El calor de la hoguera me devolvió a la vida. Bea contemplaba las llamas en silencio, hechizada.

– ¿Vas a contarme el secreto? -pregunté finalmente.

Bea suspiró y se sentó en una de las sillas. Yo permanecí pegado al fuego, observando el vapor ascender de mi ropa como ánima en fuga.
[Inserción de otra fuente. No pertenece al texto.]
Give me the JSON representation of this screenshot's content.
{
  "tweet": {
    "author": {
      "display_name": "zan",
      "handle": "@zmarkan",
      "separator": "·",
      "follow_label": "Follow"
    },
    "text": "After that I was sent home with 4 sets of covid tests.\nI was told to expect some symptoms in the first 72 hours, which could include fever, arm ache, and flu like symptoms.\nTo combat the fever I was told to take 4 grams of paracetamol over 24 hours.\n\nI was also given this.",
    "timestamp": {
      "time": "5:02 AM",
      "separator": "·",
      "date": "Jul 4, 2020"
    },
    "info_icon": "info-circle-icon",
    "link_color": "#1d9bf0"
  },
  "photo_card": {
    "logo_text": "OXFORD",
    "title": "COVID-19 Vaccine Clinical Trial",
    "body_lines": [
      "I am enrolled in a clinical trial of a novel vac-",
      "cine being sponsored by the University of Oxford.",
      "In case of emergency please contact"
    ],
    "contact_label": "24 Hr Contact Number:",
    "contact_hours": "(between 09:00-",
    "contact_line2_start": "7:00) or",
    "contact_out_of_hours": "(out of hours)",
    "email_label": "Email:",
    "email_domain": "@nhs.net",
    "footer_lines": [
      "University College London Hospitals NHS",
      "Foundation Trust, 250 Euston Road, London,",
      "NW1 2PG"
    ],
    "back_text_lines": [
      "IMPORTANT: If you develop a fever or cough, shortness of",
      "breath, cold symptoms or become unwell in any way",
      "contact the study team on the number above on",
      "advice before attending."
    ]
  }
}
– Lo que tú llamas el palacete Aldaya, en realidad tiene nombre propio. La casa se llama «El ángel de bruma», pero casi nadie lo sabe. El despacho de mi padre lleva quince años intentando vender esta propiedad sin conseguirlo. El otro día, mientras me explicabas la historia de Julián Carax y de Penélope Aldaya, no reparé en ello. Luego, por la noche en casa, até cabos y recordé que había oído hablar a mi padre de la familia Aldaya alguna vez, y de esta casa en particular. Ayer acudí al despacho de mi padre y su secretario, Casasús, me contó la historia de la casa. ¿Sabías que en realidad ésta no era su residencia oficial, sino una de sus casas de veraneo?

Negué.

– La casa principal de los Aldaya era un palacio que fue derribado en 1925 para levantar un bloque de pisos, en lo que hoy es el cruce de las calles Bruch y Mallorca, diseñado por Puig i Cadafalch por encargo del abuelo de Penélope y Jorge, Simón Aldaya, en 1896, cuando aquello no eran más que campos y acequias. El hijo mayor del patriarca Simón, don Ricardo Aldaya, la había comprado allá en los últimos años del siglo XIX a un personaje muy pintoresco por un precio irrisorio, porque la casa tenía mala fama. Casasús me dijo que estaba maldita y que ni los vendedores se atrevían a venir a enseñarla y escurrían el bulto con cualquier pretexto…

28

Aquella tarde, mientras entraba de nuevo en calor, Bea me refirió la historia de cómo «El ángel de bruma» había llegado a las manos de la familia Aldaya. El relato era un melodrama escabroso que bien podría haberse escapado de la pluma de Julián Carax. La casa había sido construida en 1899 por la firma de arquitectos de Naulí, Martorell i Bergadá bajo los auspicios de un próspero y extravagante financiero catalán llamado Salvador Jausá, que sólo habría de vivir en ella un año. El potentado, huérfano desde los seis años y de orígenes humildes, había amasado la mayor parte de su fortuna en Cuba y Puerto Rico. Se decía que la suya era una de las muchas manos negras tras la trama de la caída de Cuba y la guerra con Estados Unidos en que se habían perdido las últimas colonias. Del Nuevo Mundo se trajo algo más que una fortuna: le acompañaban una esposa norteamericana, damisela pálida y frágil de la buena sociedad de Filadelfia que no hablaba palabra de castellano, y una criada mulata que había estado a su servicio desde los primeros años en Cuba y que viajaba con un macaco enjaulado vestido de arlequín y siete baúles de equipaje. Por el momento se instalaron en varias habitaciones del hotel Colón en la plaza de Cataluña, a la espera de adquirir la vivienda adecuada a los gustos y apetencias de Jausá.